Donald Trump has a profound misunderstanding about where prosperity comes from and the role of the US President in our constitutional Republic. To wit, prosperity comes from the exertions of free men thriving on free markets, while the job of the President is to keep the state solvent, small and out of the way.
The opposite of this proper role of government is statism—and it comes in all shades of ideology from the Marxist Left t0 the populist Bannonite Right. The core commonality accross the statist spectrum, of course, is the belief that politicians and officialdom can do more and better for the growth rate and wealth level of the economy in which the people labor than they can do for themselves.
In this respect, the Donald is among the worst of the lot of statists who have occupied the Oval Office in recent decades. He apparently thinks that the US economy is essentially an enlarged version of the Trump Organization and that it will advance mainly owing to his stratagems and deal-making.
For instance, yesterday he was crowing about the announcement by Taiwan Semiconductor (TSMC) that it will invest $100 billion over a period of years in five manufacturing plants in Arizona. The unstated implication was that if they stay on Taiwan they will get the Donald’s tariff treatment, but if they come over here to make their chips they can a get a fulsome dollop of Sleepy Joe’s CHIPS Act lucre.
And we do mean that these slick crony capitalist operators from abroad know how to milk the Washington subsidy cow. In fact, back in 2020 TSMC promised the Donald himself that they would build a $12 billion “fab” (wafer fabrication plant) in Arizona, which they promptly recycled into three such plants and $65 billion at a White House shindig with Joe Biden several years later.

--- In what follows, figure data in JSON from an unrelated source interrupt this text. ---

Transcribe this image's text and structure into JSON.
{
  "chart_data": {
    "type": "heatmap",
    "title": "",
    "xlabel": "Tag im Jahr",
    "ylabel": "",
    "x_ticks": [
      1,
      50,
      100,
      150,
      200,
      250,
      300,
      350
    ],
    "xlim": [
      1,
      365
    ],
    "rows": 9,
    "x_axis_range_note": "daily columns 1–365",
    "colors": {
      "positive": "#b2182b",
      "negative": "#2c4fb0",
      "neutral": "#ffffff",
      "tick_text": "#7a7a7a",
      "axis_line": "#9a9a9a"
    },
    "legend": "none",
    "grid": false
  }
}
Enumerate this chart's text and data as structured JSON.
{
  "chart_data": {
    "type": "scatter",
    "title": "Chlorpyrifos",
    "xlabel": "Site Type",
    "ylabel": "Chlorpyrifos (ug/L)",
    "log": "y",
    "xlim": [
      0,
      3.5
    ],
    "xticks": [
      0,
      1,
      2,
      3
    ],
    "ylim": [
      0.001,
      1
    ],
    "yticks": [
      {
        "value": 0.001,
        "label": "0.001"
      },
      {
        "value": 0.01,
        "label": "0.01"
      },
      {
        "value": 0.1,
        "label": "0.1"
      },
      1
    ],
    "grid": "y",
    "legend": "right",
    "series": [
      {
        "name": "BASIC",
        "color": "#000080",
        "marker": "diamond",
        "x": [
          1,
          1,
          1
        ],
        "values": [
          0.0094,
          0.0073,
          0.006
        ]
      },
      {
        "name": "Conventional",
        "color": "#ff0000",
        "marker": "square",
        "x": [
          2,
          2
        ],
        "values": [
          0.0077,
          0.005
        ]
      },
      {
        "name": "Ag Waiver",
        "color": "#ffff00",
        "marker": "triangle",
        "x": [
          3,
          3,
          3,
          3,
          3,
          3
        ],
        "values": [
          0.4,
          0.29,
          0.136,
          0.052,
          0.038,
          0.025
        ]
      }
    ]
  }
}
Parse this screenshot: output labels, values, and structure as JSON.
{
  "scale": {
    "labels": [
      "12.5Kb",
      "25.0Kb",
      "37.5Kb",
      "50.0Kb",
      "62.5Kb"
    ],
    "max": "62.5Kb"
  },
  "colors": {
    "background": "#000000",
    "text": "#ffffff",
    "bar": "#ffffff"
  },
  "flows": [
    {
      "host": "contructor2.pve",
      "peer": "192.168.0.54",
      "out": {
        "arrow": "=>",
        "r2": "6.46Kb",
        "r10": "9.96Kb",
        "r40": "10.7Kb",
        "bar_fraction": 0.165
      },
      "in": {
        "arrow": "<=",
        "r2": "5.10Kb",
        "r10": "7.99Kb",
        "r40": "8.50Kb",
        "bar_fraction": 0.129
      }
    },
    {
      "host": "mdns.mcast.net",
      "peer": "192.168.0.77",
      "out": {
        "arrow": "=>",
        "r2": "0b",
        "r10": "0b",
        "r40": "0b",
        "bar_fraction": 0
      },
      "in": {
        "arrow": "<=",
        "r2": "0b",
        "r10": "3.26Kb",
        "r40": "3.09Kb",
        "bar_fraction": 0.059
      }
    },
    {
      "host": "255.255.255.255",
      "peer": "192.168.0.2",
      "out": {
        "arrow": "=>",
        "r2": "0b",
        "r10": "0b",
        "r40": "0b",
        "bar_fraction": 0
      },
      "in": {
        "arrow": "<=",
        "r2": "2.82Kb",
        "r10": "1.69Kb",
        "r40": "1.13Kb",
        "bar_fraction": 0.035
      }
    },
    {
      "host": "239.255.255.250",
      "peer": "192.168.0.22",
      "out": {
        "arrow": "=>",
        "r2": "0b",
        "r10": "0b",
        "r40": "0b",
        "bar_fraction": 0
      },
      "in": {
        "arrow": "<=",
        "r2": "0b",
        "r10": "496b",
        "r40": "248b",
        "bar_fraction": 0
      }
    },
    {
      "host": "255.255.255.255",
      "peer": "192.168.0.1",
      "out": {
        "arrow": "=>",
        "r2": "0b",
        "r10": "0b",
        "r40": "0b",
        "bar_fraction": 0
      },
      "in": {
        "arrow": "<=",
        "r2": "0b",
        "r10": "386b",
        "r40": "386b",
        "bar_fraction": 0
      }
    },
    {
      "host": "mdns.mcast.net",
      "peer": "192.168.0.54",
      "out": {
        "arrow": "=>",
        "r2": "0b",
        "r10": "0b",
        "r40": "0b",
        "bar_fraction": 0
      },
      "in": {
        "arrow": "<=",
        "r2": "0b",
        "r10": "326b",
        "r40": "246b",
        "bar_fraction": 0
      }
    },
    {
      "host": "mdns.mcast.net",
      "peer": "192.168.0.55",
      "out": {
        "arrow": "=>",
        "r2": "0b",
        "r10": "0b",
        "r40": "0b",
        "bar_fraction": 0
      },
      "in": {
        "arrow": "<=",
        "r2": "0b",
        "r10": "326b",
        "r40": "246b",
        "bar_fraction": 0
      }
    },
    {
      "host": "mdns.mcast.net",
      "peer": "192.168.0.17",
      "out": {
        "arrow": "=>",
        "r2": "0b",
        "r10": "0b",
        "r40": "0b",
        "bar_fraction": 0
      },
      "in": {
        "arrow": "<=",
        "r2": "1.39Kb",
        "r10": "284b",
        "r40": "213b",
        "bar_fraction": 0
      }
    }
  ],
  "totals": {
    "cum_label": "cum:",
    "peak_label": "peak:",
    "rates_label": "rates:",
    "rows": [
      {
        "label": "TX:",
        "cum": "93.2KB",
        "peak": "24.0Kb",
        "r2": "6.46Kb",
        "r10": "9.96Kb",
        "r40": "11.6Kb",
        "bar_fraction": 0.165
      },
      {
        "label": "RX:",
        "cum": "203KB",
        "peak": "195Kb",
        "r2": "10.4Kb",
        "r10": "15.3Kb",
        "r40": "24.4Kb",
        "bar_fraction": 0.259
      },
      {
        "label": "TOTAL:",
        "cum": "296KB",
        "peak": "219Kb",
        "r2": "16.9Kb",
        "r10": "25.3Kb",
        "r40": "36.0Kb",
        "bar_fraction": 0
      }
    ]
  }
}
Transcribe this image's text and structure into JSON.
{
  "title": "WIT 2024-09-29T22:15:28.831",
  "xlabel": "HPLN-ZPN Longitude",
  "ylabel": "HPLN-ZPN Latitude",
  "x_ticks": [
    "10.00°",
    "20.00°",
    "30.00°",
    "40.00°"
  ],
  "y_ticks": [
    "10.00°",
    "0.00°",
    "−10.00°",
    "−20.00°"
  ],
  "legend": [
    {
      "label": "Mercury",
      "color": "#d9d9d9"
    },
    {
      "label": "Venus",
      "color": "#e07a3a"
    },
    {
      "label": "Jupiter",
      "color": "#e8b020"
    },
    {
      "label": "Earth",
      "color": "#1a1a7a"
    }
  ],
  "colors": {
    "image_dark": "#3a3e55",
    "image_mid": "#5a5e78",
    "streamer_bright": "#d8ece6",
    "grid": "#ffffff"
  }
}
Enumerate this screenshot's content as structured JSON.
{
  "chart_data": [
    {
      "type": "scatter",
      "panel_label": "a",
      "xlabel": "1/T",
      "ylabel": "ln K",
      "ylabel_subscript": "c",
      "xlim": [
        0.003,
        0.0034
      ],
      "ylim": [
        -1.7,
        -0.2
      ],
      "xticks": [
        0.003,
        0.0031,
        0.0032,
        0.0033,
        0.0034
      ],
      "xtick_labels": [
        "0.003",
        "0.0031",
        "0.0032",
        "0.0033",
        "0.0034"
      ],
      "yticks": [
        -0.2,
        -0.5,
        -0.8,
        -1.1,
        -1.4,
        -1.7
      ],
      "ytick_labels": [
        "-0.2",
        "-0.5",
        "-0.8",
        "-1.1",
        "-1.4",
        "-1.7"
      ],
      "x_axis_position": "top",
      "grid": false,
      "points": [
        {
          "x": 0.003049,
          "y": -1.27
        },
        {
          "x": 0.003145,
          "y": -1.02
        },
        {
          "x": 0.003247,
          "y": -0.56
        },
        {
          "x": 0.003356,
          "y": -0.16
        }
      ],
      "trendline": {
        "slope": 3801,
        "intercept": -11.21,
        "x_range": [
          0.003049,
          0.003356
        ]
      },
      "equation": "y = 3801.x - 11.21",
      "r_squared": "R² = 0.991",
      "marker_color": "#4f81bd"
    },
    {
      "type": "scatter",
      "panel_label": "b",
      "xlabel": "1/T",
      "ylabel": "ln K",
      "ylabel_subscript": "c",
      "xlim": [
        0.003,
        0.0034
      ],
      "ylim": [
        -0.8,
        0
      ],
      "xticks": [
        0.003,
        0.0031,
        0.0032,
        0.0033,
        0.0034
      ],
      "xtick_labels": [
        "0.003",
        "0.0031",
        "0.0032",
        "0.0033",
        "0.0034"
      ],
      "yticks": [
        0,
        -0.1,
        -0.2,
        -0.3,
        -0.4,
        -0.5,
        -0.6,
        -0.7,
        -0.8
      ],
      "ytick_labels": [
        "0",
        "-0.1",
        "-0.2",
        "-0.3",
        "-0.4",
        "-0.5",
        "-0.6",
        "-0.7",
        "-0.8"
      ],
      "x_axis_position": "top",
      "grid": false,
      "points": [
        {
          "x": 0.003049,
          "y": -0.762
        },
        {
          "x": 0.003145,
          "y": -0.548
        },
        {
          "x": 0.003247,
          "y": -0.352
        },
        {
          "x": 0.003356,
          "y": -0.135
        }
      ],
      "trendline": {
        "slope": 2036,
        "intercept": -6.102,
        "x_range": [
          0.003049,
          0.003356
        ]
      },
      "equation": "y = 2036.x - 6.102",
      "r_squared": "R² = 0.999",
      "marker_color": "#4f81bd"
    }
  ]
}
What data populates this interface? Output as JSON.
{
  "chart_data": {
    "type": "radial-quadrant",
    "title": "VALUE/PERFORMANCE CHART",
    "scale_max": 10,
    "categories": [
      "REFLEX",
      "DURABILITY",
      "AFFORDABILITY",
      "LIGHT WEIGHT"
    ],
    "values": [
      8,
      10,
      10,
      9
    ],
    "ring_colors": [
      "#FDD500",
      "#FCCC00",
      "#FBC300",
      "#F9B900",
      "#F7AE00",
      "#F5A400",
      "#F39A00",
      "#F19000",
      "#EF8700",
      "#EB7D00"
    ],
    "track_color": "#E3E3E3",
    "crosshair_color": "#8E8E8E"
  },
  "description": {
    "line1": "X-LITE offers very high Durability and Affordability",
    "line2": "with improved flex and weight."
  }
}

And, now, they have upped the ante to $100 billion and 5 facilities—neither of which figures they claim are duplicative of their Biden and Trump 1.0 promises.
Ok, we’ll take TSMC’s word for it, but in that case they will be harvesting a stunning $41 billion in 25% investment tax credits on $165 billion of investments—plus $6.6 billion of CHIPS grants and $11 billion of cheap loans, also from Joe Biden’s leftover slush fund. That’s nearly $59 billion in all or 36% of the gross investment.
But for crying out loud. Fab plants are the blast furnaces of the digital era, but its none of Washington’s damn business where steel ingots or semiconductor chips come from. That’s the market’s business, not the purview of politicians.
Indeed, as a practical matter—free market principles aside—wafer fabs are so damn expensive that whoever owns and operates them will need to sell their output to the highest bidder on the world market in order to get a decent return. For instance, a state-of-the-art semiconductor fab with advanced nodes (e.g., 3nm, 2nm) typically costs between $20 billion and $30 billion for a facility with a capacity of around 50,000 wafer starts per month (WSPM), using 300mm wafers.